I'll admit that I do like having Spam now and then. When camping it's good to cook over an open flame. There have been times in the mornings when I've cooked it up with eggs and toast. I like Spam, but it's not my identity. That's not the case for a person in Liverpool, England, who changed his middle name to 'I love Spam.' This makes no sense to me. Changing your name to 'I love chocolate' or 'I love beer' makes a bit more sense, but not much more.
Below are excerpts from a news article in bold. My valuable insights are in italics.
The UK's biggest Spam fan is such a fan of the canned meat that he changed his middle name to 'I love Spam'.
Madcap Mark Benson, 41, from Halewood, Liverpool, cannot get enough of the pork product and tucks into the meat for breakfast every day. The dad-of-two also cooks recipes using the meat up to four times-a-week and has an extensive collection of memorabilia, including a Spam can suit and Spam flip flops.
Yeah, I can only imagine there may be people many people waiting in line to visit this guy. What would a conversation be like with him?
“I think my grandmother may have terminal cancer.”
“Why don't you give her some Spam. It may just be the cure. Forget cancer drugs, your grandmother just needs to eat a bit more Spam.”
I can almost imagine his children.
“Dad, I don't want you wearing your Spam can suit, and Spam flip flops when you answer the door. The last boy who came here for a date ran away, and I never heard from him again.”
“It may not be good for your dating life, but its a great thing when salesmen come knocking. They never stay around long enough to tell me what they're trying to sell. Unfortunately, utility workers also run away. I guess you can't have everything.”
But care support worker Mark took his devotion one step further in February last year when he formally made his middle name 'I Love Spam'.
And the Spam fanatic admits that he has been hooked on the meat since he was a two-year-old.
Can you imagine the judge ruling on this name change?
“Yes, your legal name is now officially changed to 'I Love Spam.” I understand you have a cousin named, 'I enjoy Spam,' and an uncle named 'I tolerate Spam.'
“We don't talk about the black sheep of the family.
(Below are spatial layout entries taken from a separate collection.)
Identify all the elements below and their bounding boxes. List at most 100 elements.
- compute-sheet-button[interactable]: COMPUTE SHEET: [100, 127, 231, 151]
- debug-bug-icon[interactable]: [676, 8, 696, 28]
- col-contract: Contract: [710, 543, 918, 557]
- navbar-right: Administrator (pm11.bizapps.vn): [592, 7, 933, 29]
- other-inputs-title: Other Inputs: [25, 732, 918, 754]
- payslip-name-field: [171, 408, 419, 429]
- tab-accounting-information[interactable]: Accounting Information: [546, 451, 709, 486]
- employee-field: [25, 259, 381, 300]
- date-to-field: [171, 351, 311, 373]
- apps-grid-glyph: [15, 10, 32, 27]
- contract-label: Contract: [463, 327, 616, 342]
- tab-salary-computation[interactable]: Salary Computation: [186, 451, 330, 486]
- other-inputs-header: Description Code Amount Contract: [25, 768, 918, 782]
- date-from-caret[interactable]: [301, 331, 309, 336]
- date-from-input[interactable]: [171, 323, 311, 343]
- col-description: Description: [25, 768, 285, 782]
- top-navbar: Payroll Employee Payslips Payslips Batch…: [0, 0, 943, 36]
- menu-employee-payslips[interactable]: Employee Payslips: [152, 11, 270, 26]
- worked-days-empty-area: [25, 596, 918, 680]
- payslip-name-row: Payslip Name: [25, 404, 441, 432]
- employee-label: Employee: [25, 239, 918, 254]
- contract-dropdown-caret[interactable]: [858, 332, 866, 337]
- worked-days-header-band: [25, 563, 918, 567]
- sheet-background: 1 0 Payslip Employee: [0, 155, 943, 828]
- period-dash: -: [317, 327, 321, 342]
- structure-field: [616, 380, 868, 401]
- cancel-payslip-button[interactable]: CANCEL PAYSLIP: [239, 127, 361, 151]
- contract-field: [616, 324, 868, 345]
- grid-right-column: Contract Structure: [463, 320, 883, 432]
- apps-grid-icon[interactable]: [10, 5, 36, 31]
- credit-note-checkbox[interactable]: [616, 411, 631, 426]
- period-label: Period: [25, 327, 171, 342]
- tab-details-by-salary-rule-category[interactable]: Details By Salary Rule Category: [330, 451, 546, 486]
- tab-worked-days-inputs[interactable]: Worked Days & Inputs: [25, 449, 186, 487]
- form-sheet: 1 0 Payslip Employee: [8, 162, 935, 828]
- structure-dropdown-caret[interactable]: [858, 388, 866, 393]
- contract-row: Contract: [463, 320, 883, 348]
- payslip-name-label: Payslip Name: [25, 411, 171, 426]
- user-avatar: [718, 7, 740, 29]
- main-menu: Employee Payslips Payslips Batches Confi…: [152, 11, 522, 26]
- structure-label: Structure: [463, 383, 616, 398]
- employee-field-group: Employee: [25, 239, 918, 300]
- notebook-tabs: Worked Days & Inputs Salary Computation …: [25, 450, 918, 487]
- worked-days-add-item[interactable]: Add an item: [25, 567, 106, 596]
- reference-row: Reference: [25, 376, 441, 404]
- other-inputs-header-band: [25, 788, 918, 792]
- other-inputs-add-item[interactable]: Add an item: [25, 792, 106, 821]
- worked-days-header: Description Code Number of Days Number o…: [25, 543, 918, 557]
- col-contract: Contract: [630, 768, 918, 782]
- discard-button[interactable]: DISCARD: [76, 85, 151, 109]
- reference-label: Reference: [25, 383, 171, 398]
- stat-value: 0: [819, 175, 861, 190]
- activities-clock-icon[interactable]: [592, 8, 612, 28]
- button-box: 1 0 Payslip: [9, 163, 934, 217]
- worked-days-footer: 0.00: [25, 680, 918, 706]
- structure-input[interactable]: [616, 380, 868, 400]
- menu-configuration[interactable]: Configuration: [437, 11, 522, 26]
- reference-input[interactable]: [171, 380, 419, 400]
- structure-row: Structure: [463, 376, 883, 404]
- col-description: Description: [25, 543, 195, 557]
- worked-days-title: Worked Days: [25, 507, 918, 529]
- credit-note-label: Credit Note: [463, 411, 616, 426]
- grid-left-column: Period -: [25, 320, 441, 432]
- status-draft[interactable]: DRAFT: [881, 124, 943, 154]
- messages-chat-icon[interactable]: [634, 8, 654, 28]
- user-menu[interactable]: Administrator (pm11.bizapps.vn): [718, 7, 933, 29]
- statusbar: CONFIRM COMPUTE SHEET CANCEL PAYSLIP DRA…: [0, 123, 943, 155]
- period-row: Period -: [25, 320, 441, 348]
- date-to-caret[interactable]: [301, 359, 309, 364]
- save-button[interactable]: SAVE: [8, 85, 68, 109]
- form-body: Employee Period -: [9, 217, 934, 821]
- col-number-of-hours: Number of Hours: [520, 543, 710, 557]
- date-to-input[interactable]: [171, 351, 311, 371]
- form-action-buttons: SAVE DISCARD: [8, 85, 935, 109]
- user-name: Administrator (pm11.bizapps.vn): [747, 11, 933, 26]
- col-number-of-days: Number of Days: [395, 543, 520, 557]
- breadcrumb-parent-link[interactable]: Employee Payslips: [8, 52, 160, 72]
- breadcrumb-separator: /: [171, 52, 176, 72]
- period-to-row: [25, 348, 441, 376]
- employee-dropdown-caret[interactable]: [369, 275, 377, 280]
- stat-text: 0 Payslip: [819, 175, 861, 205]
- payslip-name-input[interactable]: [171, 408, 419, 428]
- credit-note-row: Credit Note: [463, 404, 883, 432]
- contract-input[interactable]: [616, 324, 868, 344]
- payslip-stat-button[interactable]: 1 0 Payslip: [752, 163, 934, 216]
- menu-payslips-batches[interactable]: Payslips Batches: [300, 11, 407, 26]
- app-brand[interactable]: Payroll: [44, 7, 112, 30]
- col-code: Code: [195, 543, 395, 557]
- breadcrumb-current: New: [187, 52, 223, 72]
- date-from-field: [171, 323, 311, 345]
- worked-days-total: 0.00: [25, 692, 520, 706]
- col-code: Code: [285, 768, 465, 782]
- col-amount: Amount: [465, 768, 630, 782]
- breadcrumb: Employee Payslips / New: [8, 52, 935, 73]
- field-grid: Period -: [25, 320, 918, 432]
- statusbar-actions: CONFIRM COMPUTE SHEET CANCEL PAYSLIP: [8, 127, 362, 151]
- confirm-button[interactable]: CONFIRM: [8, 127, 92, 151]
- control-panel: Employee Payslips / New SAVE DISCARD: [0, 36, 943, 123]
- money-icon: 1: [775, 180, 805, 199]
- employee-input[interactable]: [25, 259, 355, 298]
His middle name change was kind of crazy.”
“What was it?”
“His name is 'I don't like Spam.' We don't like to talk about him. Nobody knows what happened.”
“Oh.”
Mark's obsession with Spam began after his grandfather Thomas Farrell served in theSecond World War and was served the meat, which was first released in the USA in 1937, as rations. The veteran went on to serve in the United States after the war and discovered a further 18 varieties across the Atlantic before returning back to the UK.
(Sarcasm alert) Now isn't this a touching story? A grandfather doesn't bother to tell little Mark about how World War II impacted his family. He tell his young grandson stories about eating Spam. Not only does his grandson not learn about defeating the Nazi war machine, he learns about how his grandfather discovered 18 varieties of Spam in the United States before returning to England. Who cares about the course of world history unless it involves Spam?
A Spam spokesperson said: "As you can imagine Spam Brand has many fans across the world, but Mark really stands out when it comes to going that extra mile.
"His enthusiasm for the great taste of Spam products as well as his important family history is wonderful to hear.
I'm sure this is what they tell reporters. Those Spam spokespeople want to appear nice to the world. I bet behind closed doors they're holding their stomachs laughing and saying “This idiot changed his middle name to 'I Love Spam.' You know it is crazy people who want to get mentioned in the media who are better than paying for advertising. Yeah, this is almost as good as the Spam carving contest held in Oklahoma (There actually is a Spam carving contest in Oklahoma).
"We can't wait to welcome Mark along as a true Spambassador and let more local people know about what Spam Can really do."
Yeah, clog your veins, give you heart disease just for starters. I can only imagine Mark being announced when he enters a formal ball with international representatives from around the world.
“Announcing Spambassador Mark, I love Spam.”
People clap but are surprised. They've probably never seen a man wearing a Spam can suit, and Spam flip flops at such a formal occasion. Mark will probably then go around the room meeting people and sharing stories about how his father discovered 18 varieties of Spam in the United States during World War II.